## 1.1 Principles

Here are three rules that come up all the time.

\(Pr(A \cup B) = Pr(A)+Pr(B) - Pr(AB)\). This rule generalizes to \(Pr(A \cup B \cup C)=Pr(A)+Pr(B)+Pr(C)-Pr(AB)-Pr(AC)-Pr(BC)+Pr(ABC)\).

\(Pr(A|B) = \frac{P(AB)}{P(B)}\)

If A and B are independent, \(Pr(A \cap B) = Pr(A)Pr(B)\), and \(Pr(A|B)=Pr(A)\).

Uniform distributions on finite sample spaces often reduce to counting the elements of *A* and the sample space *S*, a process called combinatorics. Here are three important combinatorial rules.

**Multiplication Rule**. \(|S|=|S_1 |⋯|S_k|\).

*How many outcomes are possible from a sequence of 4 coin flips and 2 rolls of a die?*
\(|S|=|S_1| \cdot |S_2| \dots |S_6| = 2 \cdot 2 \cdot 2 \cdot 2 \cdot 6 \cdot 6 = 288\).

*How many subsets are possible from a set of n=10 elements?*
In each subset, each element is either included or not, so there are \(2^n = 1024\) subsets.

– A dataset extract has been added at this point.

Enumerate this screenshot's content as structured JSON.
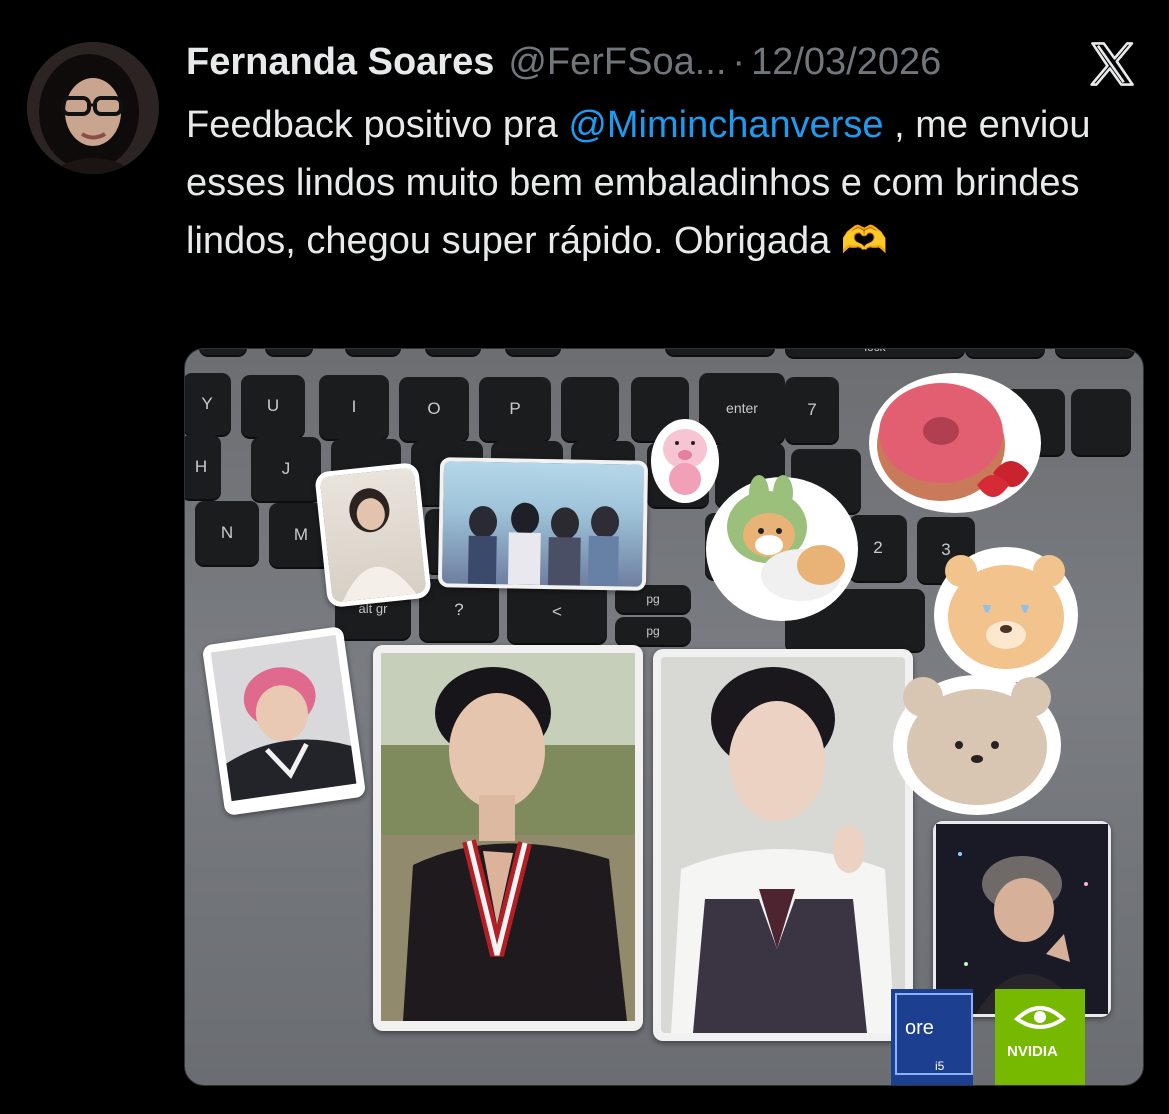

*How many subsets are possible from a set of n=10 elements taken k at a time with replacement?*
Each experiment has \(n\) possible outcomes and is repeated \(k\) times, so there are \(n^k\) subsets.

**Permutations**. The number of *ordered* arrangements (permutations) of a set of \(|S|=n\) items taken \(k\) at a time *without* replacement has \(n(n-1) \dots (n-k+1)\) subsets because each draw is one of k experiments with decreasing number of possible outcomes.

\[_nP_k = \frac{n!}{(n-k)!}\]

Notice that if \(k=0\) then there is 1 permutation; if \(k=1\) then there are \(n\) permutations; if \(k=n\) then there are \(n!\) permutations.

*How many ways can you distribute 4 jackets among 4 people?*
\(_nP_k = \frac{4!}{(4-4)!} = 4! = 24\)

*How many ways can you distribute 4 jackets among 2 people?*
\(_nP_k = \frac{4!}{(4-2)!} = 12\)

**Subsets**. The number of *unordered* arrangements (combinations) of a set of \(|S|=n\) items taken \(k\) at a time *without* replacement has

\[_nC_k = {n \choose k} = \frac{n!}{k!(n-k)!}\]

combinations and is called the binomial coefficient. The binomial coefficient is the number of different subsets. Notice that if k=0 then there is 1 subset; if k=1 then there are n subsets; if k=n then there is 1 subset. The connection with the permutation rule is that there are \(n!/(n-k)!\) permutations and each permutation has \(k!\) permutations.

*How many subsets of 7 people can be taken from a set of 12 persons?*
\(_{12}C_7 = {12 \choose 7} = \frac{12!}{7!(12-7)!} = 792\)

*If you are dealt five cards, what is the probability of getting a “full-house” hand containing three kings and two aces (KKKAA)?*
\[P(F) = \frac{{4 \choose 3} {4 \choose 2}}{{52 \choose 5}}\]

**Distinguishable permutations**. The number of *unordered* arrangements (distinguishable permutations) of a set of \(|S|=n\) items in which \(n_1\) are of one type, \(n_2\) are of another type, etc., is

\[{n \choose {n_1, n_2, \dots, n_k}} = \frac{n!}{n_{1}! n_{2}! \dots n_{k}!}\]

*How many ordered arrangements are there of the letters in the word PHILIPPINES?* There are n=11 objects. \(|P|=n_1=3\); \(|H|=n_2=1\); \(|I|=n_3=3\); \(|L|=n_4=1\); \(|N|=n_5=1\); \(|E|=n_6=1\); \(|S|=n_7=1\).

\[{n \choose {n_1, n_2, \dots, n_k}} = \frac{11!}{3! 1! 3! 1! 1! 1! 1!} = 1,108,800\]

*How many ways can a research pool of 15 subjects be divided into three equally sized test groups?*

\[{n \choose {n_1, n_2, \dots, n_k}} = \frac{15!}{5! 5! 5!} = 756,756\]